What artists or designers are you interested in? I am always impressed by designer collections such as Karl Lagarfeld for Chanel, Nicolas Guesquiere for Louis Vuitton or Marc Jacobs for Marc by Marc Jacobs, but I am much more sensitive about a new designer collection or universe such as Penny Noland, Marques Almeida, Meat Clothing, and Friend of Mine.
What’s your favorite thing about your city? According to me, Paris is a feminine city. Paris retains more delicate features than most of the major capitals. People are more quiet, reserved and maybe a little more high maintenance, on average, than the rest of the world. Also, I will never tire on its architectural jewels…

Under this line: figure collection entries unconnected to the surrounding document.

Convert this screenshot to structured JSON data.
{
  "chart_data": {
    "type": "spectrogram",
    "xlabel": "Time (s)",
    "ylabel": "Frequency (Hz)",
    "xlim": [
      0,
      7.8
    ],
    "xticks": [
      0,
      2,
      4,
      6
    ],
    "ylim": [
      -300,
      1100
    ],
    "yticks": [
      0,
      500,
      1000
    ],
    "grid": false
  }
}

What are your thoughts about the fashion scene in Paris? Paris is a city of culture and history, but we can find also an incredible energy of creativity. A lot of new talents come to explore Paris because they know that Paris is the best place to express their own creativity. Paris is known and recognized as one of the most important actors of fashion…Paris inspires creativity… When you walk from Saint-Germain to Montmartre you discover and rediscover places, scents, shops… Fashion Week is a highly anticipated time and gives an incredible energy to the city…
What is your snack/beverage of choice when working in your studio? I eat soba every day along with sake or not, depends on the day! I also drink cold press juice everyday with beetroots.
What are you really excited about right now? I am excited to work with the artistic team of Novembre Magazine. Indeed Florence Tétier is the Creative Director, editor in chief & co-founder of this magazine.nGeorgia Pendlebury is also the Fashion Director of the magazine.
If you hadn’t become a designer what do you think you’d be doing? I think I would have done a job in relation with children.
What are you listening to right now? I have an eclectic taste in music, which means I like a lot of different styles and artists rather than following only one genre. Music spans continents and time. It touches upon my deepest emotions. It enlivens every happy event, and moves me when I am sad. Fashions such as music express my uniqueness. Sometimes it makes me feel good about myself and sometimes a little less. The link between fashion and music is not accidental; it is inevitable.
Can you share one of the best or worst reactions you have gotten as a result of your work? Browns Fashion (multibrand shop located in London) said: American Retro pushes the boundaries of retro elegance and future cool with laidback silhouettes and tongue-in-cheek print.